I told him my theory about Tama and the poison, and he hummed on the other end.
“Maybe the problem here is that you’re all too close to him to see him for who he is now.” I sat up in bed and stared out the window. Huh? “You’ve known him his whole life, so your vision is colored by what you already know.”
“Hmmm, maybe so.”
“I barely know Tama-san. I’ve seen him around town a lot, heard about him through Chiyo-san or Haruka-san, and then I’ve talked to him a few times at Izakaya Jūshi. If you told me he was arrested because he poisoned his father to death, I’d believe it.”
“Really?”
“Absolutely. You know what I don’t like about him? He looks straight through you. When he talks to me, it’s like he isn’t looking at me, he’s looking at someone right behind me. He’s distant, like he’s here but not. It’s hard to explain. It reminds me of some of the books I read. He’s out of phase with reality, living in an alternate universe.”
I imagined Tama, fading out from the world, slowly, his form becoming indistinct and hazy.
“It’s the look of a psychopath, I swear,” he said, yawning.
“Why didn’t you say anything before?”
“Before? When?”
“Before we went to Izakaya Jūshi.” It was Yasahiro’s idea to go and find Tama there, to hopefully ask him questions and find out more about what he was up to.

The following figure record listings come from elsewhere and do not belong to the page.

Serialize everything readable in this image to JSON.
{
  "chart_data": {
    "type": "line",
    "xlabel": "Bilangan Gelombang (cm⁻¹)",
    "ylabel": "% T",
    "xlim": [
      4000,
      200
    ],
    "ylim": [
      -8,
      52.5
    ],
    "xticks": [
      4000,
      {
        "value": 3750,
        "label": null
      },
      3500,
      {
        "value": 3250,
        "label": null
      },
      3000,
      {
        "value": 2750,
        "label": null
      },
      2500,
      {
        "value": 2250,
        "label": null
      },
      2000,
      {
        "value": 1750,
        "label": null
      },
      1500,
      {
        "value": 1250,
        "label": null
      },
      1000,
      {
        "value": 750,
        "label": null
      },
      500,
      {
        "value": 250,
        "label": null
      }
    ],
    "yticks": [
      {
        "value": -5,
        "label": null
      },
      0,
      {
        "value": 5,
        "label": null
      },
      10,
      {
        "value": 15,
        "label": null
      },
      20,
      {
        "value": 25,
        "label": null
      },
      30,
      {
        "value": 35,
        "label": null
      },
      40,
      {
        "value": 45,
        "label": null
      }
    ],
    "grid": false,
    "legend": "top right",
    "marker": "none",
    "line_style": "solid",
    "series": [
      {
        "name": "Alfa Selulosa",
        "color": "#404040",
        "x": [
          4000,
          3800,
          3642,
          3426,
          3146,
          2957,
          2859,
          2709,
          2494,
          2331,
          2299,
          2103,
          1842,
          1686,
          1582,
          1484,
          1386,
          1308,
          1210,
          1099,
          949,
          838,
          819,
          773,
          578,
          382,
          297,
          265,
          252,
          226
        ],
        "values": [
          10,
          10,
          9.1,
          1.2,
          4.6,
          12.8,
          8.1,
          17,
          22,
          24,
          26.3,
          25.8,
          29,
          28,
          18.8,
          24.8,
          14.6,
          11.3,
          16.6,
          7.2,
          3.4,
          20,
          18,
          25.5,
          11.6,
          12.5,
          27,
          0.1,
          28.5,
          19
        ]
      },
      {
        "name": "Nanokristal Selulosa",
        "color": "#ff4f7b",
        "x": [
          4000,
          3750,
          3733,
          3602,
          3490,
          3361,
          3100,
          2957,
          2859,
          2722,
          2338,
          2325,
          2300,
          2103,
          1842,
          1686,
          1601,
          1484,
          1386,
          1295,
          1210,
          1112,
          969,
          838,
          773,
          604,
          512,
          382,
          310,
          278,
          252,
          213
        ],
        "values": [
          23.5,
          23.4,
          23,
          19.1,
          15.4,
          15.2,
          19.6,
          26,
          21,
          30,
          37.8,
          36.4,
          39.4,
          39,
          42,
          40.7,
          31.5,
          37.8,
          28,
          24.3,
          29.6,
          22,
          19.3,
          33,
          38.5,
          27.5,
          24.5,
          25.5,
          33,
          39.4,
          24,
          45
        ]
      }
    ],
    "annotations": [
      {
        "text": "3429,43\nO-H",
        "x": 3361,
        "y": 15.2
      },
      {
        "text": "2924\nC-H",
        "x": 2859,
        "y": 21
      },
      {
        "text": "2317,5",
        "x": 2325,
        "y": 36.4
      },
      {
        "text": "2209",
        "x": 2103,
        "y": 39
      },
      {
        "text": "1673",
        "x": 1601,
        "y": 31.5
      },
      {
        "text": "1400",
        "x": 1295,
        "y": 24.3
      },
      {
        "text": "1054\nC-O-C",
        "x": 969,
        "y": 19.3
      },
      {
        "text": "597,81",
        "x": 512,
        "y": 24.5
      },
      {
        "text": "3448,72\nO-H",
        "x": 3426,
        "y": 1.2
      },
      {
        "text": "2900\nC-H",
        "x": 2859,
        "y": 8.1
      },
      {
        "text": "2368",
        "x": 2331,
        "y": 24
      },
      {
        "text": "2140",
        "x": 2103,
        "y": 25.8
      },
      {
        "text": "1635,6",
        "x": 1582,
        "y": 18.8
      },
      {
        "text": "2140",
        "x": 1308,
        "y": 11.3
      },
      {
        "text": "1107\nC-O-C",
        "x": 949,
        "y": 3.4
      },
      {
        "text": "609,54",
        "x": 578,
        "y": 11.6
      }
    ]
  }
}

“Ah. Well, I wanted to go on a date with you. It didn’t turn out the way I planned. I thought he wouldn’t show up and we’d spend the evening talking and drinking, and I’d take you home and kiss you.”
I laughed at the sincerity of his confession. “You got the ending you wanted.”
“I hope to get the whole package next time. Remember, I said I’d woo you. Speaking of which, any chance you’re available on Thursday night? We could go to the city for the evening. I know a great rooftop place to have drinks and then we can head to my friend’s restaurant. I’d take you on a Friday or Saturday, but Sawayaka is booked solid for Friday and Saturday night through the end of January, and I have to be there.”
“I understand. I’m fine with Thursday night. It’s not like I have to be at work the next day.”
“Exactly. And I’ll see you tomorrow night. I’m catering so I have to be there early with the van and everything.”
“Okay. I’ll see you then. Have a good day, Yasa-kun.”
“You too, Mei-chan.”
I hung up and stared out the window. I hadn’t been seeing my world with fresh eyes. All of my daydreams and thoughts were based on two decades of seeing the same faces, the same buildings, the same relationships.
Yasahiro had seen everyone here for the first time in the last year, and if he thought Tama had the look of a psychopath, then I had no reason to doubt him.
I had every reason to doubt everything else.